[comp.ai.neural-nets] back-prop NNs and `SAS' regression!

kbesrl@uxe.cso.uiuc.edu (12/18/89)

I have been experimenting with back-prop neural nets for the past
few months. I find that they are only as good as polynomial
regression. Actually, I ran a back-prop neural net on some
continuous mapping problems and found that they achieved the
same performance as the `SAS' statistical package.

I am wondering whether this is true of other neural models.
If so, how can one defend the use of neural nets as opposed to
statistical regression. If someone can give me pointers to any
papers that discuss these aspects, it would be appreciated.
I also request NN-experts to e-mail their comments.

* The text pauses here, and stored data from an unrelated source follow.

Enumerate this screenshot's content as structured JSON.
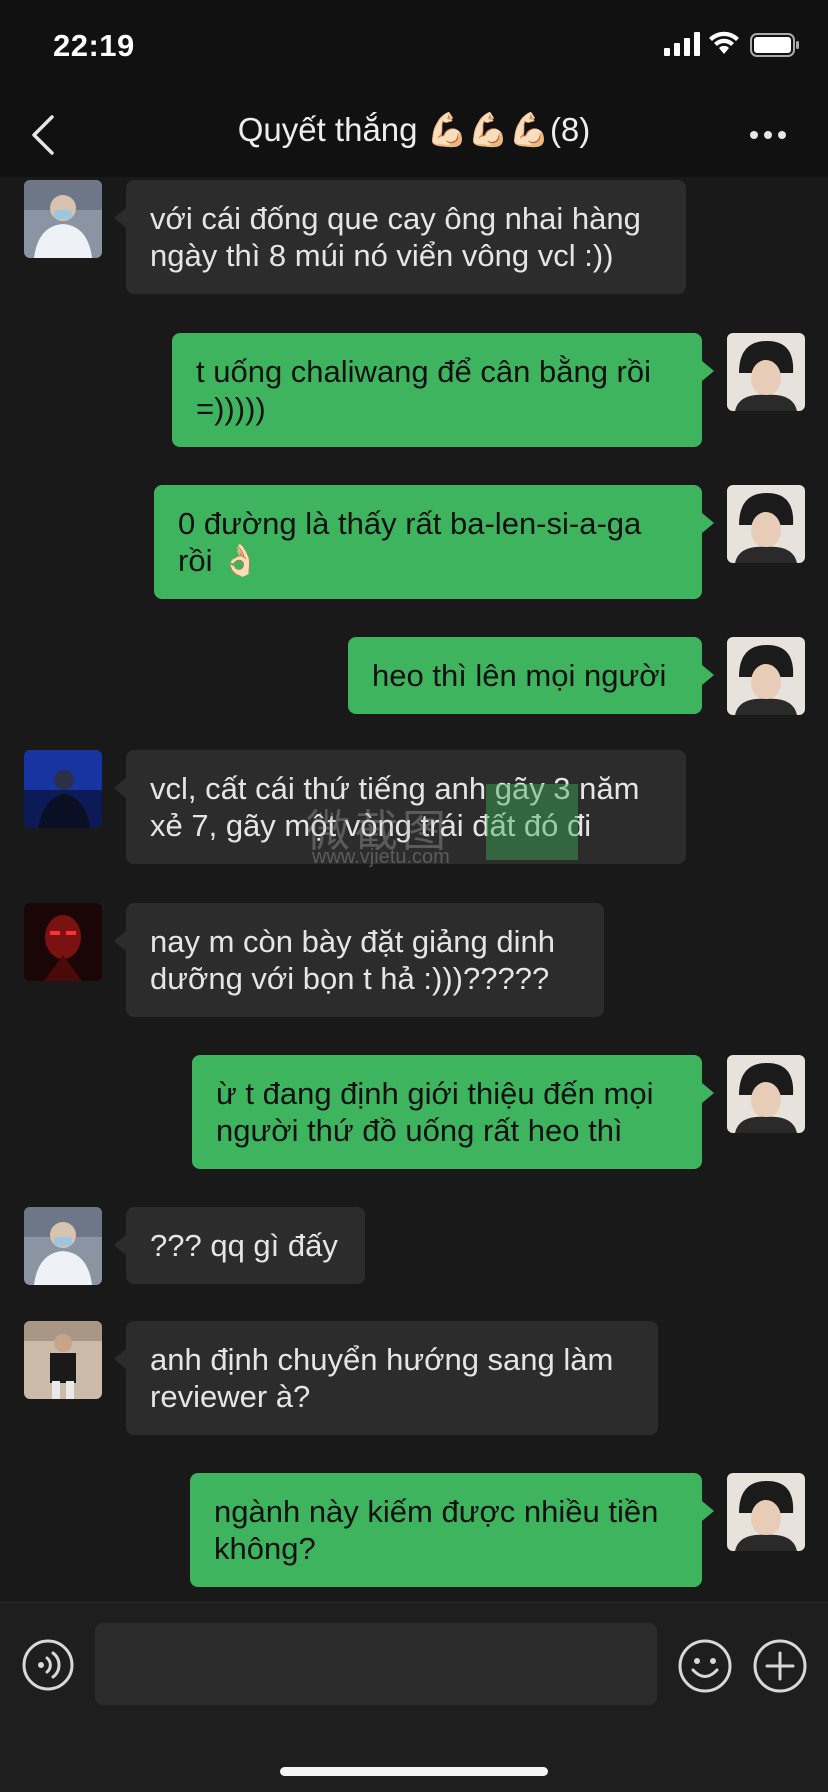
{
  "status_bar": {
    "time": "22:19"
  },
  "nav": {
    "title": "Quyết thắng 💪🏻💪🏻💪🏻(8)"
  },
  "messages": [
    {
      "text": "với cái đống que cay ông nhai hàng ngày thì 8 múi nó viển vông vcl :))"
    },
    {
      "text": "t uống chaliwang để cân bằng rồi =)))))"
    },
    {
      "text": "0 đường là thấy rất ba-len-si-a-ga rồi 👌🏻"
    },
    {
      "text": "heo thì lên mọi người"
    },
    {
      "text": "vcl, cất cái thứ tiếng anh gãy 3 năm xẻ 7,  gãy một vòng trái đất đó đi"
    },
    {
      "text": "nay m còn bày đặt giảng dinh dưỡng với bọn t hả :)))?????"
    },
    {
      "text": "ừ t đang định giới thiệu đến mọi người thứ đồ uống rất heo thì"
    },
    {
      "text": "??? qq gì đấy"
    },
    {
      "text": "anh định chuyển hướng sang làm reviewer à?"
    },
    {
      "text": "ngành này kiếm được nhiều tiền không?"
    }
  ],
  "watermark": {
    "text": "微截图",
    "url": "www.vjietu.com"
  },
  "input": {
    "value": ""
  },
  "colors": {
    "outgoing_bubble": "#3eb45f",
    "incoming_bubble": "#2c2c2c",
    "background": "#191919"
  }
}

I have these additional questions regarding the use of back-prop
NNs. (I have to mention here that I have been using small 3-layer
networks (5 nodes X {1 to 20 nodes} X 5 nodes) for learning continuous
mappings.)

    1. Is there a substantial benefit from using partial connections
       as opposed to fully-connected NNs? If so, in what situations
       is it advisable?
    2. I found through experimentation that the number of hidden layers
       did not matter much; it is the total number of hidden nodes
       that mattered.
    3. Is there a rule-of-thumb that sets a limit on the number of
       hidden nodes based on the number of examples/inputs/outputs?
       I find that for the best predictive accuracy (on unseen examples),
       the number of connections is approximately equal to the number
       of examples. Is this in general true?

I'd appreciate any responses at

sudha@kbesrl.me.uiuc.edu
sudhakar y. reddy
mechanical and industrial engineering
university of illinois at urbana-champaign
urbana, il 61801

manj@brand.usc.edu (B. S. Manjunath) (12/19/89)

In article <220700005@uxe.cso.uiuc.edu> kbesrl@uxe.cso.uiuc.edu writes:
 >
 >
 >I have been experimenting with back-prop neural nets for the past
 >few months. I find that they are only as good as polynomial
 >regression. Actually, I ran a back-prop neural net on some
 >continuous mapping problems and found that they achieved the
 >same performance as the `SAS' statistical package.
 >
 >I am wondering whether this is true of other neural models.
 >If so, how can one defend the use of neural nets as opposed to
 >statistical regression. If someone can give me pointers to any
 >papers that discuss these aspects, it would be appreciated.
 >
 >sudha@kbesrl.me.uiuc.edu
 >sudhakar y. reddy

  You might be interested in a Technical report by T. Poggio and
F. Girosi , "A theory of Networks for Approximations and Learning"
 AI Memo #1140, M.I.T. AI Lab, July 1989.

B.S. Manjunath

joshi@wuche2.wustl.edu (Amol Joshi) (12/19/89)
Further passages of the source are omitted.